Riki menepikan sepeda motor miliknya yang berwarna hitam bertuliskan, "R25" tersebut. Hal itu juga membuat, Caca malas untuk ikut dengannya. Pijakan yang terlalu tinggi membuat dirinya terlalu sulit untuk menaikinya.
"Kamu bilang apa tadi?" tanya Riki melihat ke wajah polos Caca yang tak tau apa salahnya.
"Apa, Om Kulkas?"
"Kamu bilang dia ganteng?"
"Iya, emangnya kenapa?"
"Coba ucapkan sekali lagi, biar besok dia hanya tinggal nama!" ujar Riki dengan suara seraknya, dia tersenyum dengan sabar menghadapi bocah yang disukainya itu. Sedangkan, Caca sudah menutup mulutnya untuk tak menyebut jika murid baru itu ganteng meskipun padahal memang seperti itu adanya.
"Om Kulkas! Jangan galak-galak sama, Caca. Ntar, Caca nangis," kata Caca sudah bersiap-siap memulai dramanya.
"Ya, sudah. Jangan ucapkan itu lagi, ya. Sayangnya aku." Riki mengusap kepala Caca yang tertutup hijab, dirinya mulai menghidupkan sepeda motor yang tadinya dirinya matikan.
'Si paling ingin dikatain ganteng, nyeyenye,' batin Caca memajukan bibir bawahnya mengucap kalimat 'nyenyenye.'
Jalanan yang lumayan lancar langsung dilewati Riki dengan kecepatan yang tinggi, sontak membuat Caca langsung memegang ujung jaket laki-laki tersebut. Beruntungnya, dirinya sudah terbiasa dibawa dengan keadaan begini. Meskipun sering kali Caca marah padanya dengan berbagai macam kalimat, namun tak satu pun digubris.
Cit ...!
Suara rem yang berhasil mencuri perhatian pengunjung cafe yang berada di kawasan parkir, Caca melepaskan genggamannya dari jaket Riki dan melihat mereka sampai di mana.
"Turun!"
"Om, Kulkas. Kok kita ke sini? Caca mau pulang aja."
"Makmu lagi pergi, di rumah tidak ada siapa-siapa, Cil!
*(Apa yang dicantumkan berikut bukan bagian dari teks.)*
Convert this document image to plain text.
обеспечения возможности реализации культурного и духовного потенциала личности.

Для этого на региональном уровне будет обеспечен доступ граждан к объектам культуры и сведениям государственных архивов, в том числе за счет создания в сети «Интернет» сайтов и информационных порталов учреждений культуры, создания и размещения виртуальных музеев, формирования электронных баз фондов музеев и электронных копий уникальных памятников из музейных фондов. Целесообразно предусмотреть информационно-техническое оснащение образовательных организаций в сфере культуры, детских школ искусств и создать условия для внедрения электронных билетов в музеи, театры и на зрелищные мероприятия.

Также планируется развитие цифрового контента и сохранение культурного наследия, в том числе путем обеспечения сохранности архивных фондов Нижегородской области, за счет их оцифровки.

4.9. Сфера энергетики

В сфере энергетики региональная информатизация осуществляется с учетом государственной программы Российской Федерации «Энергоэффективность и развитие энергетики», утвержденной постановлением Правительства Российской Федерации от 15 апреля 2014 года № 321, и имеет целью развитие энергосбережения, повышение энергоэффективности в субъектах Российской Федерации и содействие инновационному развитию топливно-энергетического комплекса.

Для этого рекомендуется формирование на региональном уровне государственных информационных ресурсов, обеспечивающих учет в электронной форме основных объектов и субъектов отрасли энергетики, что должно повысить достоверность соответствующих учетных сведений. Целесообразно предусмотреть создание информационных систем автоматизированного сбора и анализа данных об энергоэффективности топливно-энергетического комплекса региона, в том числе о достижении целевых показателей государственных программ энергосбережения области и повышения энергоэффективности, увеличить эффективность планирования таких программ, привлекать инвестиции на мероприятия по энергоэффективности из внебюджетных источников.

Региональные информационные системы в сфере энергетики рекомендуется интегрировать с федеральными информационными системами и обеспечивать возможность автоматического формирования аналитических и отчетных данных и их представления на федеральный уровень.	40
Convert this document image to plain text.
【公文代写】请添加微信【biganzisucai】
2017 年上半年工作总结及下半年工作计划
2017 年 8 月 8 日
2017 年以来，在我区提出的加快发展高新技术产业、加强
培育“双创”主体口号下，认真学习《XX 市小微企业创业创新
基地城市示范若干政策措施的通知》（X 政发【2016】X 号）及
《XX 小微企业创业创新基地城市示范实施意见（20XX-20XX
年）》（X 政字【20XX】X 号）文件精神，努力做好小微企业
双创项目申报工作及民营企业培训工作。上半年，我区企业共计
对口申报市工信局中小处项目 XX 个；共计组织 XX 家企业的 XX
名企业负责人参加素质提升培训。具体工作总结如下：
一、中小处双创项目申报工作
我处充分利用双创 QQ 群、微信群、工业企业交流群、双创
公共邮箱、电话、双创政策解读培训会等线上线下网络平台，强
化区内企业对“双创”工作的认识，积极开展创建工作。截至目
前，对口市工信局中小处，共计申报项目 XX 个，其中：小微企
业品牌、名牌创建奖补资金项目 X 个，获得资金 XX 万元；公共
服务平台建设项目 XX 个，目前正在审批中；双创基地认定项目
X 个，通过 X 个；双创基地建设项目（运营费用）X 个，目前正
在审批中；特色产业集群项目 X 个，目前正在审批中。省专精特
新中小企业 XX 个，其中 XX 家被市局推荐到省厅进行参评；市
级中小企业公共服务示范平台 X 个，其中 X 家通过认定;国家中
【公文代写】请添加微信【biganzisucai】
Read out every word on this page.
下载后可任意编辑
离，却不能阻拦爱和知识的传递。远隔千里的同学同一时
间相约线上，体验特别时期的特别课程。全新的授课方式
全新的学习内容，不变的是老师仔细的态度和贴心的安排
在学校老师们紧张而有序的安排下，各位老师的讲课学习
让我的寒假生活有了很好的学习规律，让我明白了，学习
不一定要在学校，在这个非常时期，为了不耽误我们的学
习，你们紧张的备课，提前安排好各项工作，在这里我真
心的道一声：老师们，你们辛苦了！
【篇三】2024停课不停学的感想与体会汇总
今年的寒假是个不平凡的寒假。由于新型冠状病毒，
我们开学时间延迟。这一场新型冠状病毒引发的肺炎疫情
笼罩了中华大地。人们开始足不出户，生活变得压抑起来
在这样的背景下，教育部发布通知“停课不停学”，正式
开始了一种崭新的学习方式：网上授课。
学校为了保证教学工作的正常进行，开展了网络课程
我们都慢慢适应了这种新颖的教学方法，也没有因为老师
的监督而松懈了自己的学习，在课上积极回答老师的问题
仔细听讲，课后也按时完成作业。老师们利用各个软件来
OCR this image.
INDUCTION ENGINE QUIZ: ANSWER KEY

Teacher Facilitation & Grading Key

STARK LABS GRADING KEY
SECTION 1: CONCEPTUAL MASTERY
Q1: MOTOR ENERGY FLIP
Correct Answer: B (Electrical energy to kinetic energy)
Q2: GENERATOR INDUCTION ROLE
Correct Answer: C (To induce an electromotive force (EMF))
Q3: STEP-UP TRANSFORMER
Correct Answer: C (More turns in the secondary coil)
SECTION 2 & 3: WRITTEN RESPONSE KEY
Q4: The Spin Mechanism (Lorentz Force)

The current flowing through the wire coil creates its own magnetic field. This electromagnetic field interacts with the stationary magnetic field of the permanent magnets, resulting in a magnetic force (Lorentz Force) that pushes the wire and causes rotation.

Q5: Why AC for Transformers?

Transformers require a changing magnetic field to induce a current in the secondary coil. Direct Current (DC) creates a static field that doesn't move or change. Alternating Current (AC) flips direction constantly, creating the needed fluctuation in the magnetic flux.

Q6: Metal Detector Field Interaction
Otomatis, makanan juga gak ada. Jadi, kita makan aja dulu di sini."
"Wih, keren banget!"
"Apanya?" tanya Riki yang masih berada di tempat duduk sepeda motor dengan badan setengah menghadap ke Caca.
"Om, Kulkas bisa ngomong panjang ternyata. Tapi ... kok sama Caca atau orang-orang ngomongnya irit banget, ya?" tanya Caca mengetuk dagunya menggunakan jari.
Riki langsung turun daru bangku sepeda motor dan masuk duluan ke dalam cafe, dirinya membiarkan Caca yang masih berada di jok belakang dengan keadaan sepeda motor telah diturunkan cagaknya.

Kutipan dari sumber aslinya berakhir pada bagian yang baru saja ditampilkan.